EvoC2Rust: Projektweite C-zu-Rust-Übersetzung mit Skeleton‑Guided Framework
Ein neues Tool namens EvoC2Rust bietet eine automatisierte Lösung, um komplette C-Projekte in Rust zu überführen. Das Framework nutzt einen „Skeleton‑Guided“-Ansatz, der die Komplexität von großen Codebasen bewältigt und dabei sowohl Regel‑ als auch LLM‑Methoden kombiniert.
Traditionelle Regel‑basierte Verfahren stoßen bei umfangreichen Projekten oft an ihre Grenzen, weil sie die Sicherheit und Idiomatik des Codes nicht vollständig gewährleisten können. Auf der anderen Seite erzeugen LLM‑basierte Ansätze häufig semantisch inkorrekte Rust‑Versionen, weil sie stark von den Abhängigkeiten im gesamten Projekt abhängig sind. EvoC2Rust adressiert diese Schwächen, indem es die C‑Codebasis in funktionale Module zerlegt und ein LLM mit Feature‑Mapping unterstützt, um Definitionen, Makros und Funktionsstubs zu übersetzen.
Der Übersetzungsprozess besteht aus drei Phasen: Erstens wird ein kompilerbarer Rust‑Skeleton erzeugt, indem Funktionsstubs generiert werden. Zweitens werden die einzelnen Funktionen schrittweise übersetzt und die entsprechenden Platzhalter ersetzt. Drittens werden eventuelle Kompilierungsfehler durch eine Kombination aus LLM‑Feedback und statischer Analyse behoben. Durch diese evolutionäre Vorgehensweise nutzt EvoC2Rust die Stärken beider Ansätze.

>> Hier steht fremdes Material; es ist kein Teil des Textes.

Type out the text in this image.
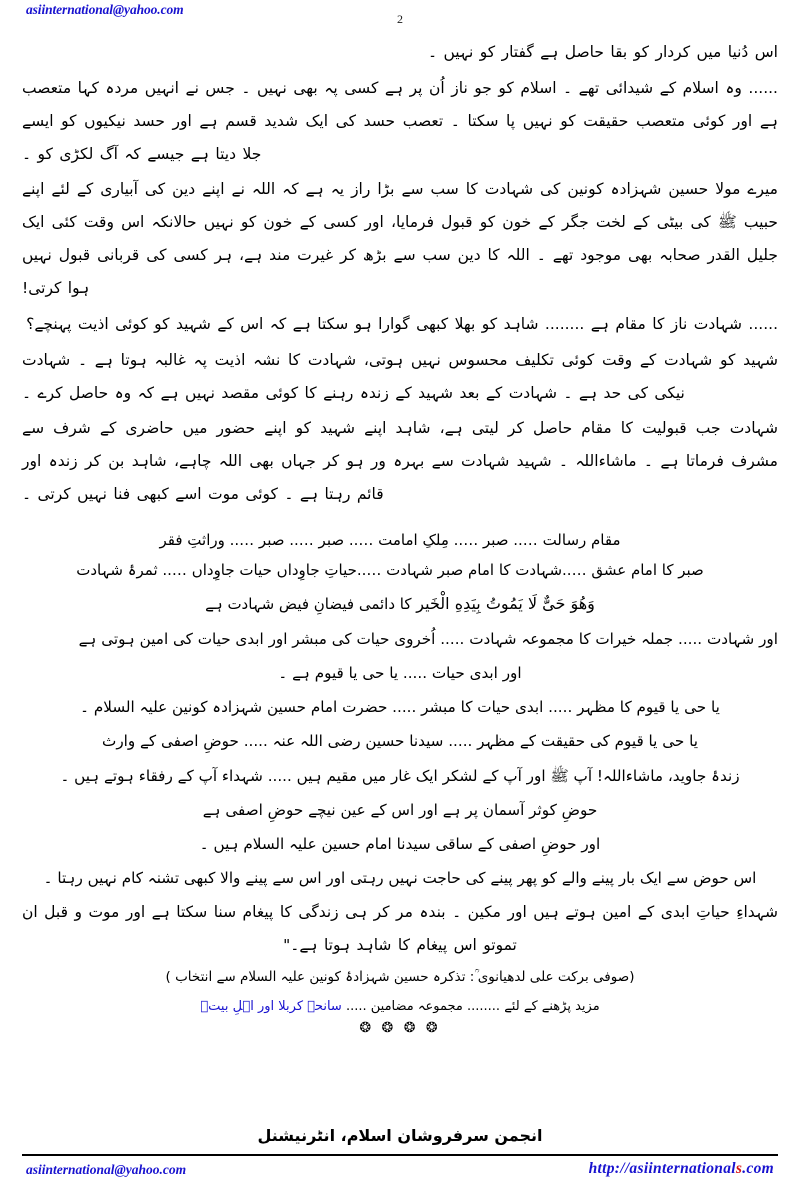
asiinternational@yahoo.com
2

اس دُنیا میں کردار کو بقا حاصل ہے گفتار کو نہیں ۔

...... وہ اسلام کے شیدائی تھے ۔ اسلام کو جو ناز اُن پر ہے کسی پہ بھی نہیں ۔ جس نے انہیں مردہ کہا متعصب ہے اور کوئی متعصب حقیقت کو نہیں پا سکتا ۔ تعصب حسد کی ایک شدید قسم ہے اور حسد نیکیوں کو ایسے جلا دیتا ہے جیسے کہ آگ لکڑی کو ۔

میرے مولا حسین شہزادہ کونین کی شہادت کا سب سے بڑا راز یہ ہے کہ اللہ نے اپنے دین کی آبیاری کے لئے اپنے حبیب ﷺ کی بیٹی کے لخت جگر کے خون کو قبول فرمایا، اور کسی کے خون کو نہیں حالانکہ اس وقت کئی ایک جلیل القدر صحابہ بھی موجود تھے ۔ اللہ کا دین سب سے بڑھ کر غیرت مند ہے، ہر کسی کی قربانی قبول نہیں ہوا کرتی!

...... شہادت ناز کا مقام ہے ........ شاہد کو بھلا کبھی گوارا ہو سکتا ہے کہ اس کے شہید کو کوئی اذیت پہنچے؟

شہید کو شہادت کے وقت کوئی تکلیف محسوس نہیں ہوتی، شہادت کا نشہ اذیت پہ غالبہ ہوتا ہے ۔ شہادت نیکی کی حد ہے ۔ شہادت کے بعد شہید کے زندہ رہنے کا کوئی مقصد نہیں ہے کہ وہ حاصل کرے ۔

شہادت جب قبولیت کا مقام حاصل کر لیتی ہے، شاہد اپنے شہید کو اپنے حضور میں حاضری کے شرف سے مشرف فرماتا ہے ۔ ماشاءاللہ ۔ شہید شہادت سے بہرہ ور ہو کر جہاں بھی اللہ چاہے، شاہد بن کر زندہ اور قائم رہتا ہے ۔ کوئی موت اسے کبھی فنا نہیں کرتی ۔

مقام رسالت ….. صبر ….. مِلکِ امامت ….. صبر ….. صبر ….. وراثتِ فقر
صبر کا امام عشق …..شہادت کا امام صبر شہادت …..حیاتِ جاوِداں حیات جاوِداں ….. ثمرۂ شہادت
وَھُوَ حَیٌّ لَا یَمُوتُ بِیَدِهِ الْخَیر کا دائمی فیضانِ فیض شہادت ہے
اور شہادت ..... جملہ خیرات کا مجموعہ شہادت ..... اُخروی حیات کی مبشر اور ابدی حیات کی امین ہوتی ہے
اور ابدی حیات ..... یا حی یا قیوم ہے ۔
یا حی یا قیوم کا مظہر ..... ابدی حیات کا مبشر ..... حضرت امام حسین شہزادہ کونین علیہ السلام ۔
یا حی یا قیوم کی حقیقت کے مظہر ..... سیدنا حسین رضی اللہ عنہ ..... حوضِ اصفی کے وارث
زندۂ جاوید، ماشاءاللہ! آپ ﷺ اور آپ کے لشکر ایک غار میں مقیم ہیں ..... شہداء آپ کے رفقاء ہوتے ہیں ۔
حوضِ کوثر آسمان پر ہے اور اس کے عین نیچے حوضِ اصفی ہے
اور حوضِ اصفی کے ساقی سیدنا امام حسین علیہ السلام ہیں ۔
اس حوض سے ایک بار پینے والے کو پھر پینے کی حاجت نہیں رہتی اور اس سے پینے والا کبھی تشنہ کام نہیں رہتا ۔

شہداءِ حیاتِ ابدی کے امین ہوتے ہیں اور مکین ۔ بندہ مر کر ہی زندگی کا پیغام سنا سکتا ہے اور موت و قبل ان تموتو اس پیغام کا شاہد ہوتا ہے۔"

(صوفی برکت علی لدھیانوی ؒ: تذکرہ حسین شہزادۂ کونین علیہ السلام سے انتخاب )
مزید پڑھنے کے لئے ........ مجموعہ مضامین ..... سانحہ کربلا اور اہلِ بیتؓ
❂ ❂ ❂ ❂
انجمن سرفروشان اسلام، انٹرنیشنل
asiinternational@yahoo.com	http://asiinternationals.com
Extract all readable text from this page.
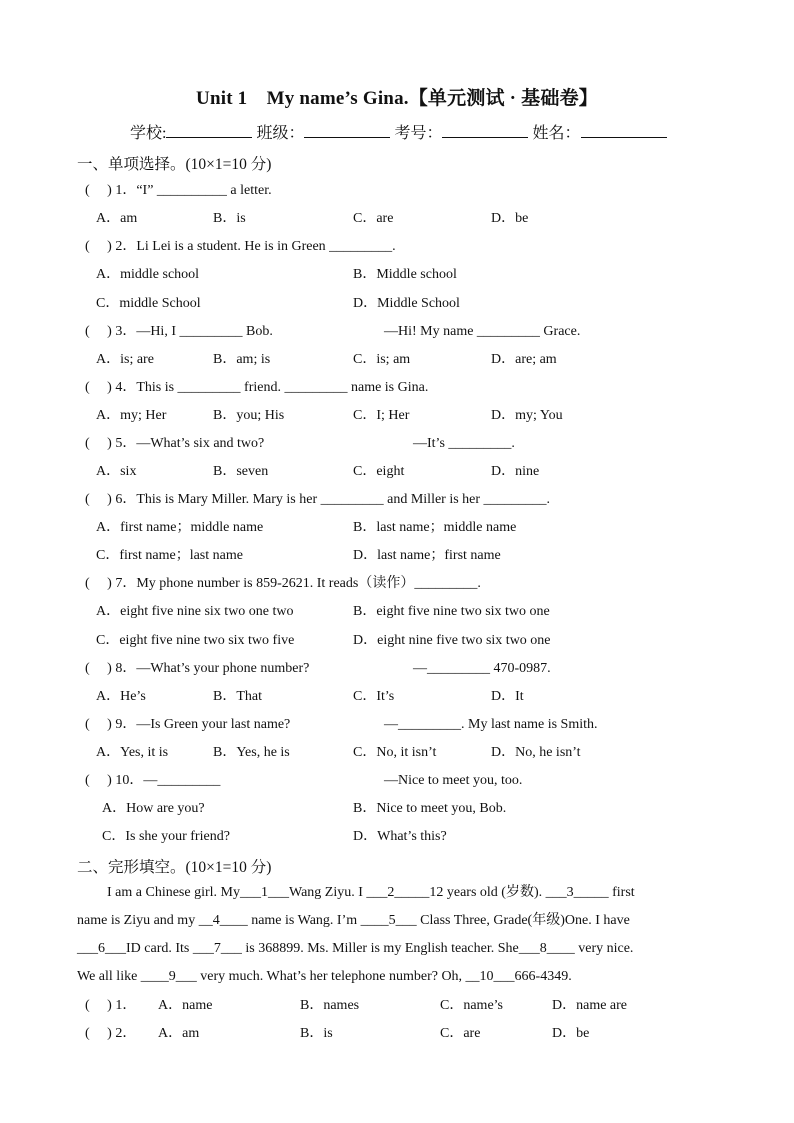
Unit 1　My name’s Gina.【单元测试 · 基础卷】
学校:	班级：	考号：	姓名：
一、单项选择。(10×1=10 分)
(　 ) 1．“I” __________ a letter.
A．am	B．is	C．are	D．be
(　 ) 2．Li Lei is a student. He is in Green _________.
A．middle school	B．Middle school
C．middle School	D．Middle School
(　 ) 3．—Hi, I _________ Bob.	—Hi! My name _________ Grace.
A．is; are	B．am; is	C．is; am	D．are; am
(　 ) 4．This is _________ friend. _________ name is Gina.
A．my; Her	B．you; His	C．I; Her	D．my; You
(　 ) 5．—What’s six and two?	—It’s _________.
A．six	B．seven	C．eight	D．nine
(　 ) 6．This is Mary Miller. Mary is her _________ and Miller is her _________.
A．first name；middle name	B．last name；middle name
C．first name；last name	D．last name；first name
(　 ) 7．My phone number is 859-2621. It reads（读作）_________.
A．eight five nine six two one two	B．eight five nine two six two one
C．eight five nine two six two five	D．eight nine five two six two one
(　 ) 8．—What’s your phone number?	—_________ 470-0987.
A．He’s	B．That	C．It’s	D．It
(　 ) 9．—Is Green your last name?	—_________. My last name is Smith.
A．Yes, it is	B．Yes, he is	C．No, it isn’t	D．No, he isn’t
(　 ) 10．—_________	—Nice to meet you, too.
A．How are you?	B．Nice to meet you, Bob.
C．Is she your friend?	D．What’s this?
二、完形填空。(10×1=10 分)

I am a Chinese girl. My___1___Wang Ziyu. I ___2_____12 years old (岁数). ___3_____ first

name is Ziyu and my __4____ name is Wang. I’m ____5___ Class Three, Grade(年级)One. I have

___6___ID card. Its ___7___ is 368899. Ms. Miller is my English teacher. She___8____ very nice.

We all like ____9___ very much. What’s her telephone number? Oh, __10___666-4349.

(　 ) 1． A．name	B．names	C．name’s	D．name are
(　 ) 2． A．am	B．is	C．are	D．be
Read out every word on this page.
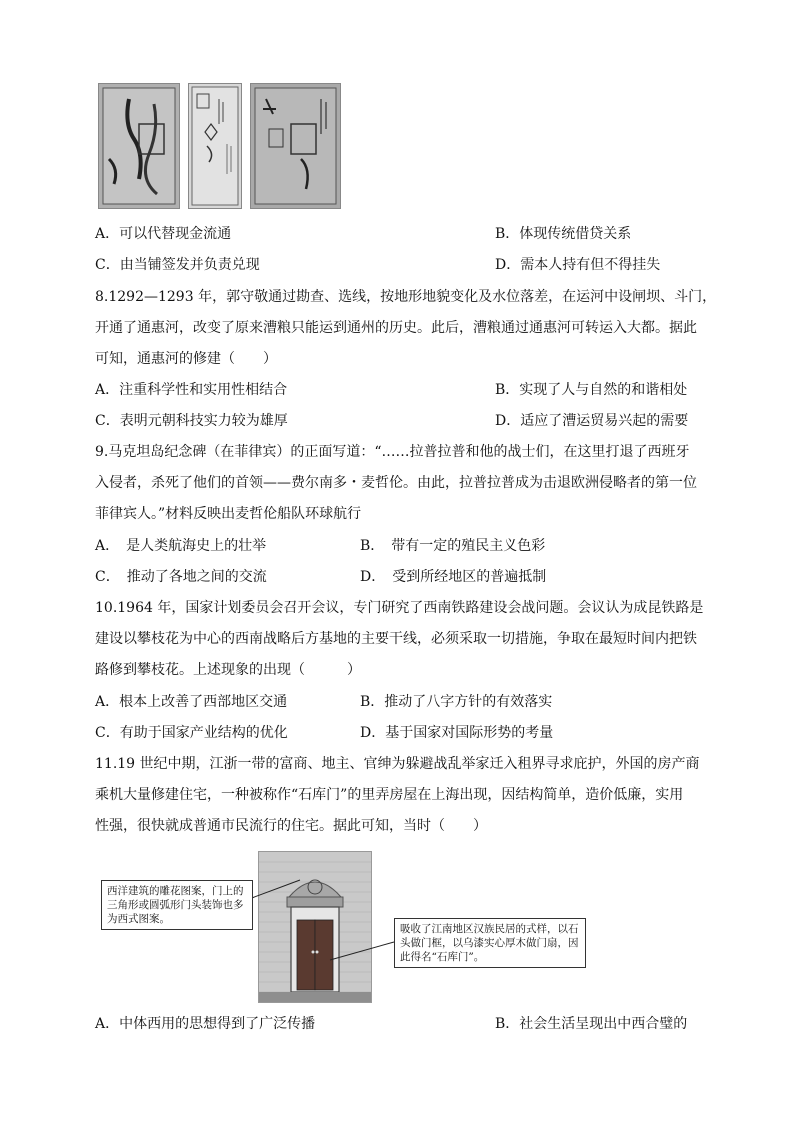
A．可以代替现金流通	B．体现传统借贷关系
C．由当铺签发并负责兑现	D．需本人持有但不得挂失
8.1292—1293 年，郭守敬通过勘查、选线，按地形地貌变化及水位落差，在运河中设闸坝、斗门，
开通了通惠河，改变了原来漕粮只能运到通州的历史。此后，漕粮通过通惠河可转运入大都。据此
可知，通惠河的修建（　　）
A．注重科学性和实用性相结合	B．实现了人与自然的和谐相处
C．表明元朝科技实力较为雄厚	D．适应了漕运贸易兴起的需要
9.马克坦岛纪念碑（在菲律宾）的正面写道：“……拉普拉普和他的战士们，在这里打退了西班牙
入侵者，杀死了他们的首领——费尔南多・麦哲伦。由此，拉普拉普成为击退欧洲侵略者的第一位
菲律宾人。”材料反映出麦哲伦船队环球航行
A．　是人类航海史上的壮举	B．　带有一定的殖民主义色彩
C．　推动了各地之间的交流	D．　受到所经地区的普遍抵制
10.1964 年，国家计划委员会召开会议，专门研究了西南铁路建设会战问题。会议认为成昆铁路是
建设以攀枝花为中心的西南战略后方基地的主要干线，必须采取一切措施，争取在最短时间内把铁
路修到攀枝花。上述现象的出现（　　　）
A．根本上改善了西部地区交通	B．推动了八字方针的有效落实
C．有助于国家产业结构的优化	D．基于国家对国际形势的考量
11.19 世纪中期，江浙一带的富商、地主、官绅为躲避战乱举家迁入租界寻求庇护，外国的房产商
乘机大量修建住宅，一种被称作“石库门”的里弄房屋在上海出现，因结构简单，造价低廉，实用
性强，很快就成普通市民流行的住宅。据此可知，当时（　　）
西洋建筑的雕花图案，门上的三角形或圆弧形门头装饰也多为西式图案。
吸收了江南地区汉族民居的式样，以石头做门框，以乌漆实心厚木做门扇，因此得名“石库门”。
A．中体西用的思想得到了广泛传播	B．社会生活呈现出中西合璧的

In umfangreichen Tests mit Open‑Source‑Benchmarks und sechs Industrieprojekten zeigte EvoC2Rust eine deutlich bessere Leistung als die stärkste LLM‑basierte Basis. Die Syntax‑Genauigkeit lag 17,24 % höher, während die semantische Übereinstimmung um 14,3 % verbessert wurde. Diese Ergebnisse unterstreichen die Effektivität des Frameworks für die projektweite C‑zu‑Rust‑Übersetzung.
Mit EvoC2Rust können Entwickler sicherstellen, dass ihre Legacy‑C‑Codebasen nicht nur in Rust übersetzt, sondern auch sicher, wartbar und idiomatisch korrekt bleiben. Das Tool markiert einen wichtigen Schritt in Richtung moderner, sicherheitskritischer Softwaresysteme.